Could someone please clarify why it is more efficient to pass by reference than by value if the size of the pointer is larger than the actual value.

Thanks!

Integer can be any size the compiler writer likes, the only rules (in standard C) are: a) int isn't smaller than a short or bigger than a long, and b) int has at least 16 bit.

It's not uncommon on a 64bit platform to keep int as 32bits for compatibility.

Passing by reference is more efficient than passing by value when the value to be passed is larger than the size of the reference. It makes a lot of sense to pass by reference if what you are passing is a large struct/object. It also makes sense to pass a reference if you want to make persistent modifications to your value.

Passing by reference is more efficient because no data (other than the pointer) needs to be copied. This means that this is only more efficient when passing classes with many fields or structs or any other data that is larger than a pointer on the system used.

In the case you mentioned it could indeed be more efficient to not use a pointer because the actual value is smaller than a pointer to it (at least on the machine you were using). Bare in mind that on a 32 bit-machine a pointer has 4 bytes (4*8 = 32bits) while on the 64-bit machine you were apparently using the pointer has 8 bytes (8*8 = 64bits).

On even older 16 bit machines pointers do only require 2 bytes, maybe there are some embedded systems still using this architecture, but I don't know about this...

In C, a pointer, any pointer, is just a memory address. You're on a 64-bit machine, and at the hardware level, memory addresses are referred to with 64-bit values.
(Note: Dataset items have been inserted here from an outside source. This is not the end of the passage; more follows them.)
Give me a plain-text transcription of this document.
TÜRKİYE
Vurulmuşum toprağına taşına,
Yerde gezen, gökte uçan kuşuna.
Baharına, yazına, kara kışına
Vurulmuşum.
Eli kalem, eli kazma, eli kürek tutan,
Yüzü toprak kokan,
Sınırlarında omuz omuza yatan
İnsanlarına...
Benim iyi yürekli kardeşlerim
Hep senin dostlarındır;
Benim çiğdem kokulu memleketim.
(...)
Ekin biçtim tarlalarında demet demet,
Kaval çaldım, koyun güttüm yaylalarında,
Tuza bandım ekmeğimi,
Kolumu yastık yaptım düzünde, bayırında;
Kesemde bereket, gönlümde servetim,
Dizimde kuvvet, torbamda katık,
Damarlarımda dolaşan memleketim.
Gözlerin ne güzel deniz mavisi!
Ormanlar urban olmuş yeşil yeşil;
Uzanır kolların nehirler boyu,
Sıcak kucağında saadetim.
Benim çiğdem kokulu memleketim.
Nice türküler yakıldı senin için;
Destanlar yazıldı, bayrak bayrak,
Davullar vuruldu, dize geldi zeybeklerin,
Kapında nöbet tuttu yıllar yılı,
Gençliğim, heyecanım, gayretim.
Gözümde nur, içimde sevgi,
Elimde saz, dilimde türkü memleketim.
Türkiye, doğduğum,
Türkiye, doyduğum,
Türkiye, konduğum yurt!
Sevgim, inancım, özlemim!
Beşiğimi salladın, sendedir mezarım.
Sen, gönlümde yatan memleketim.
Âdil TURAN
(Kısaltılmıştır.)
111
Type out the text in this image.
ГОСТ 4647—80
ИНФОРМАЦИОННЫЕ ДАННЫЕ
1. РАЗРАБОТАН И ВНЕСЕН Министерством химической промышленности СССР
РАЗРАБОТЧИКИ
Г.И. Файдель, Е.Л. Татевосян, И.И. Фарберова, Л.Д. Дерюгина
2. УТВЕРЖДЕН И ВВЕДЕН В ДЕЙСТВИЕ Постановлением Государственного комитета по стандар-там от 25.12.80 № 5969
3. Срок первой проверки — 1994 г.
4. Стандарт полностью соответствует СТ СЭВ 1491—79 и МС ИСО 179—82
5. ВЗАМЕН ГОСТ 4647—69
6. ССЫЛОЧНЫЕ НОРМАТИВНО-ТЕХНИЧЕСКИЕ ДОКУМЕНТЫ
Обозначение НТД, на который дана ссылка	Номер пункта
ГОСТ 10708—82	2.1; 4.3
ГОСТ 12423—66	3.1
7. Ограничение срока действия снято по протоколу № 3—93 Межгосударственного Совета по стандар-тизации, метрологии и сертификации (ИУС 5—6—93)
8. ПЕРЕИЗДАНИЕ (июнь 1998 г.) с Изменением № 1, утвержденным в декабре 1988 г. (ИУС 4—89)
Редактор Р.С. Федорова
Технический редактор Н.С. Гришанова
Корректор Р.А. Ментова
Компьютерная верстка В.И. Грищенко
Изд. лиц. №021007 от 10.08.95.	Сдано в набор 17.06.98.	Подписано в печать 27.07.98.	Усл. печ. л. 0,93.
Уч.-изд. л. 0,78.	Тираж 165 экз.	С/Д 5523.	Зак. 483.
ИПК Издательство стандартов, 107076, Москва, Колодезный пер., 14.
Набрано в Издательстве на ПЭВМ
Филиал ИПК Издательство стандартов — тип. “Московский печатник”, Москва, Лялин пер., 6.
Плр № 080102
This is why 64-bit machines can use much more memory than 32-bit machines.

A pointer to an integer can point at a single integer, but the same pointer can also point at ten, twenty, one hundred or one million integers.

Obviously passing a single 8 byte pointer in lieu of a single 4 byte integer is not a win; but passing a single 8 byte pointer in lieu of one million 4 byte integers certainly is.

One thing has nothing to do with the other. One is an address, a pointer to something, doesnt matter if that is a char or short or int or structure. The other is a language specific thing called an int, which the compiler for that system and that version of compiler and perhaps command line options happens to define as some size.

It appears as if you are running on a 64 bit system so all your pointers/addresses are going to be 64 bit. What they point to is a separate discussion, longs are probably going to be 64 bits as well, sometimes ints, shorts probably still 16 bit but not a hard/fast rule and chars hopefully 8 bits, but also not a hard/fast rule.

Where this can get even worse is cross compiling, while using llvm-gcc, before clang was as solid as it is now. With a 64 bit host the bytecode was all being generated based on the 64 bit host, so 64 bit integers, 64 bit pointers, etc. then when you do the backend for the arm target it had to use compiler library calls for all of this 64 bit work. The variables hardly needed to be shorts much less ints, but were ints. the -m32 switch was broken you still got 64 bit integers due to the host not the ultimate target. gcc directly doesnt appear to have this problem and clang+llvm doesnt currently have this problem either.

The short answer is the language defines some data types char, short, int, long, etc and those data types have a compiler implementation defined size. and address is just another implementation defined data type. it is like asking why is a short not the same number of bytes as a long? Because they are different data types one is a short, one is a long. One is an address the other is a variable, two different things.

http://developers.sun.com/solaris/articles/ILP32toLP64Issues.html

When converting 32-bit programs to 64-bit programs, only long types and pointer types change in size from 32 bits to 64 bits; integers of type int stay at 32 bits in size.

In 64-bit executables, pointers are 64-bits. Long ints are also 64-bits, but ints are only 32-bits.

In 32-bit executables, pointers, int's and long ints are all 32-bits. 32-bit executables also support 64-bit "long long" ints.

A pointer must be able to reference all of memory. If the (virtual) memory is larger than 4 Gi bytes or so, then the pointer must be more than 32 bits.